My words seemed to knock the air out of Alex as they hit me like a ton of bricks. I was in shock by what had left my mouth, and now afraid of what was to come. I had done irrevocable damage to us, but even more so, I knew that I had destroyed Alex. As I looked at him, eyes bulging with tears streaking down his face, I couldn’t stop the floodgates from opening and allowing the tears to race down my own. The hurt filling Alex’s truck was too much to bear, so I jumped out and threw up, watching the splatter hit the ground through my tear streaked eyes.

Chapter 9

Alex

What the fuck had Cassie just said?

I wasn’t sure I’d heard her correctly because my ear drums instantaneously burst with the sound of her words. My heart sank, and vomit seemed to be racing to the top, ready to explode in a violent manner, mirroring Cassie on the other side of the truck. Heat flared up in my chest, and the pain accompanying her words was worse than anything that I’d ever felt before. A savage beast, ripping away at my flesh would have felt better than what I was feeling at the moment. I couldn’t breathe, and my vision went blurry, making me feel sick with disgust and worry.

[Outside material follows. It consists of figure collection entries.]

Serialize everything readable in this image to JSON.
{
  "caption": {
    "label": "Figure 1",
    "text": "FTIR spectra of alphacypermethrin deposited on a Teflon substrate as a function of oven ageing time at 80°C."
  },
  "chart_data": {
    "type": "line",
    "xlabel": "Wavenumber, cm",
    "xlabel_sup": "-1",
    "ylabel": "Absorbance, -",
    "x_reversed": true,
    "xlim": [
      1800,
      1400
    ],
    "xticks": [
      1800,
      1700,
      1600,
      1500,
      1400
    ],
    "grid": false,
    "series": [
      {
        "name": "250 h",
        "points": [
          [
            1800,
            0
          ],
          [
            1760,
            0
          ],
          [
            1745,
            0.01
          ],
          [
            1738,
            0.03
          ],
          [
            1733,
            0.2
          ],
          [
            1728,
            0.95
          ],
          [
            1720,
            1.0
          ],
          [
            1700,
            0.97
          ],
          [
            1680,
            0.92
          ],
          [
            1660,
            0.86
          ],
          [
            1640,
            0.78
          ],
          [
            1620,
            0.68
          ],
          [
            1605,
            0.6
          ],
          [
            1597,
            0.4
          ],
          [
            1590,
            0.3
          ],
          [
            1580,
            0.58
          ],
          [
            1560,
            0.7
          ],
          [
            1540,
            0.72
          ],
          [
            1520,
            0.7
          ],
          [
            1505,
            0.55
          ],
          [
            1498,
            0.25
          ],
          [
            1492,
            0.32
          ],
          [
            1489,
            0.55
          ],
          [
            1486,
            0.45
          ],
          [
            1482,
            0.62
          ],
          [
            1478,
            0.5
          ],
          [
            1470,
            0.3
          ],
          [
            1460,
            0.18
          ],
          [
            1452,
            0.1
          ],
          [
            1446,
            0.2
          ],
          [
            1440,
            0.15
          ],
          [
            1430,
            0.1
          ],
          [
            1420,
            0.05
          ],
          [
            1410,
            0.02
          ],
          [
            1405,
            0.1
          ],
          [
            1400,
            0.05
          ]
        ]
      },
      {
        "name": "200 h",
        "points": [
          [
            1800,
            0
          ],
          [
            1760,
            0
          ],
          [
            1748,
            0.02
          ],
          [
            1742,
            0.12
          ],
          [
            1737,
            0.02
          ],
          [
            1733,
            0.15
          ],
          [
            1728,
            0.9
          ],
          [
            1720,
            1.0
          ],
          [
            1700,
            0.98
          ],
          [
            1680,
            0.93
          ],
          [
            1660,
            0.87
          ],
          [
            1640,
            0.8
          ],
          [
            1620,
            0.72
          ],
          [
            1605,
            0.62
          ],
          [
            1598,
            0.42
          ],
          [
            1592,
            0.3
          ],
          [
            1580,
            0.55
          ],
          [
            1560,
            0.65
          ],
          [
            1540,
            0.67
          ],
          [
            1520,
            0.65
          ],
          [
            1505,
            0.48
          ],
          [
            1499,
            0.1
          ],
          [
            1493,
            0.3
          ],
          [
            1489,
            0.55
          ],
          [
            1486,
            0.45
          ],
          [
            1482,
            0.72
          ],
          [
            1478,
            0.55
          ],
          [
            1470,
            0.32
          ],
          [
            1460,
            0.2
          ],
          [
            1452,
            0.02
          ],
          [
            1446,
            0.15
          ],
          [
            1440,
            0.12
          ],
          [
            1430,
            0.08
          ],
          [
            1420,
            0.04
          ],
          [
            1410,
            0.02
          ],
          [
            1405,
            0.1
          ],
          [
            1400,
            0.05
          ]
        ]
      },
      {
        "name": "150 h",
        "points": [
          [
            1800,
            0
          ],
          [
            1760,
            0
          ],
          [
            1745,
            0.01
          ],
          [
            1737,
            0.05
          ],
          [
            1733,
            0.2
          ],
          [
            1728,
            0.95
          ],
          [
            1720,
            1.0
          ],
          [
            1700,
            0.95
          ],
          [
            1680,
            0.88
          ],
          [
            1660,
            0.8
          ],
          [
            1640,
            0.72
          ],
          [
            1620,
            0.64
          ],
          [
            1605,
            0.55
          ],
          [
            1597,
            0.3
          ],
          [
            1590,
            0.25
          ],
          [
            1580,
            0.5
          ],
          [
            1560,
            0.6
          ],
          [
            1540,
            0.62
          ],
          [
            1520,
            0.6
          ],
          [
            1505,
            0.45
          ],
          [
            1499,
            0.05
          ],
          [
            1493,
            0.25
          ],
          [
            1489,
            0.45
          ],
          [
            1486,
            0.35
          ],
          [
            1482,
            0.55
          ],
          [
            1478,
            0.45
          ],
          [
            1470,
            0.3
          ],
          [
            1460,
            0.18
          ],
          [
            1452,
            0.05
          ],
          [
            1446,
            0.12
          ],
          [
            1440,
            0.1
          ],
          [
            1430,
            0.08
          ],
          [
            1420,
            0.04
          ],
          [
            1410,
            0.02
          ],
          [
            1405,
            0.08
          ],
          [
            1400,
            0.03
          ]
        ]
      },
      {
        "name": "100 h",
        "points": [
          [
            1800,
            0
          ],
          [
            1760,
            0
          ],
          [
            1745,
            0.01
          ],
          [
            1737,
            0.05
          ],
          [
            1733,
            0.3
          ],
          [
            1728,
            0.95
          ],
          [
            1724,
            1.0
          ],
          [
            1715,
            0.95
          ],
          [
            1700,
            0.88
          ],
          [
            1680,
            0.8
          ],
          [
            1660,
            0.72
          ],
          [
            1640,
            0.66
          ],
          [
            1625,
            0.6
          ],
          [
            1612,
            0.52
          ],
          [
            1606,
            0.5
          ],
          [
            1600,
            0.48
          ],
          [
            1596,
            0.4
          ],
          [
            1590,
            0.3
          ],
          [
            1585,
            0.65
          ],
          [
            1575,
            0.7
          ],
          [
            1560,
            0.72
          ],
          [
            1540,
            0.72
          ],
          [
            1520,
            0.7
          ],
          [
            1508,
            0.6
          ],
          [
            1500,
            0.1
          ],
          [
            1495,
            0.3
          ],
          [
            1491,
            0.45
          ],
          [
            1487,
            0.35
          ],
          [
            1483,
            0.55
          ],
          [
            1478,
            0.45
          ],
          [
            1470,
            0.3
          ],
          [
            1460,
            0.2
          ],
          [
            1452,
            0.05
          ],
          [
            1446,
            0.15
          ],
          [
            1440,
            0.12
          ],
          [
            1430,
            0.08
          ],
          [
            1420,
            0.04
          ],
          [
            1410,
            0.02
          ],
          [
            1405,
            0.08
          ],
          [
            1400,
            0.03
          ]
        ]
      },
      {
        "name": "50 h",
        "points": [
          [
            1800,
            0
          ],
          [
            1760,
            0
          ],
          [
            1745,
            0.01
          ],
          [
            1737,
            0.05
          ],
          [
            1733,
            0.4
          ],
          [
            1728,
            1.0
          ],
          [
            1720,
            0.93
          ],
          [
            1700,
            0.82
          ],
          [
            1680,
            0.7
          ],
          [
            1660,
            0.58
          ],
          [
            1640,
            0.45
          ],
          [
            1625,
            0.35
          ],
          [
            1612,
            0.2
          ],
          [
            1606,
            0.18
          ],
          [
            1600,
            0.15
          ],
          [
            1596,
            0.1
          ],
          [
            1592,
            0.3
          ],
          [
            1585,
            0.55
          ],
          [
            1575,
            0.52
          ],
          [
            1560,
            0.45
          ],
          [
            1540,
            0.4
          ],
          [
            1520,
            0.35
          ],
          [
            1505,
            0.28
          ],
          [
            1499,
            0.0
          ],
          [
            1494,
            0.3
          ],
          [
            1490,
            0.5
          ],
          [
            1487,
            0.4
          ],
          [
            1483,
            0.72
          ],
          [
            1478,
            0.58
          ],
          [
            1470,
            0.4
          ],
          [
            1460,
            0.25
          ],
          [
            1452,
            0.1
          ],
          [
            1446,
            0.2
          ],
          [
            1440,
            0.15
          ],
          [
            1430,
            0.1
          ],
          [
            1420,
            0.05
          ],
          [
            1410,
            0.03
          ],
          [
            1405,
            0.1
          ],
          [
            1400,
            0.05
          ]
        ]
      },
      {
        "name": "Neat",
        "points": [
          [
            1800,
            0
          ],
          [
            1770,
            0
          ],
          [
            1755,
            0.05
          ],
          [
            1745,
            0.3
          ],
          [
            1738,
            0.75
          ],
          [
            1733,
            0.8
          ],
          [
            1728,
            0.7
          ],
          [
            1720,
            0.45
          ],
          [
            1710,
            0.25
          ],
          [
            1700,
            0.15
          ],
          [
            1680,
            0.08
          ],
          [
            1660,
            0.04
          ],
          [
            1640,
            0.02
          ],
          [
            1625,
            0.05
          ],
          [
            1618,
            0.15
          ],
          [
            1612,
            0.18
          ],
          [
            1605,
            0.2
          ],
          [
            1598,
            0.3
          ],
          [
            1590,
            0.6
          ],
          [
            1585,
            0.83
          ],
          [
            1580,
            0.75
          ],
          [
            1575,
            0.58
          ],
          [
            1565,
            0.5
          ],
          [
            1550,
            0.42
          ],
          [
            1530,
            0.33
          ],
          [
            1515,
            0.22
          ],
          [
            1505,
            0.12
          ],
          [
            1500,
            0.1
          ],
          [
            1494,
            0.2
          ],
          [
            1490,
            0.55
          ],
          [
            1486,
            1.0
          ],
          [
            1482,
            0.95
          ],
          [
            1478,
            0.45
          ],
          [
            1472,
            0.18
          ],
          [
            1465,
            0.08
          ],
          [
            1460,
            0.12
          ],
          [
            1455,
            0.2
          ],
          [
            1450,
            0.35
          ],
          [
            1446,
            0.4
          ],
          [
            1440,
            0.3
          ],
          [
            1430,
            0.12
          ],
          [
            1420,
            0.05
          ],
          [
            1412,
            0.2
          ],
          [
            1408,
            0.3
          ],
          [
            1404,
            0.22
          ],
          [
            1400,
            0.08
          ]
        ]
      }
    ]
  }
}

My grandmother shocked the hell out of me with how vile she had been to Cassie. I didn’t go into that situation thinking she would be okay with what was happening, and I knew she would have some words to say, but never in a million years, no matter how angry she got, did I think she’d lay out an ultimatum for me. Here I was, forced to choose between my family and the girl I loved, and the shit was slowly, tortuously ripping me in half, leaving me bare, naked, and vulnerable.

I forcefully pushed open the truck door and stepped out, propping myself up against the side while my hands hid my face from the sun. Agony soared through me, filling me with combustible pain. I turned around, momentarily losing the ability to control my body, and my fist met the side of the truck, sending throbbing jolts through my hand as I yelled out in menacing frustration, “Fuck!”

This shit felt like a nightmare that just wouldn’t end, and I was struggling to break away from it.

When I finally got my bearings back, I walked around to the other side of the truck to find Cassie hunched over, breathing hard as if she struggled to find air. I couldn’t care that she had just poured the salt into the wounds that felt as if they would be the end of me. She was hurting, and when she hurt, I hurt even more. The sight of her in that state was enough to put the nail in my coffin, and I wasn’t ready for that to happen.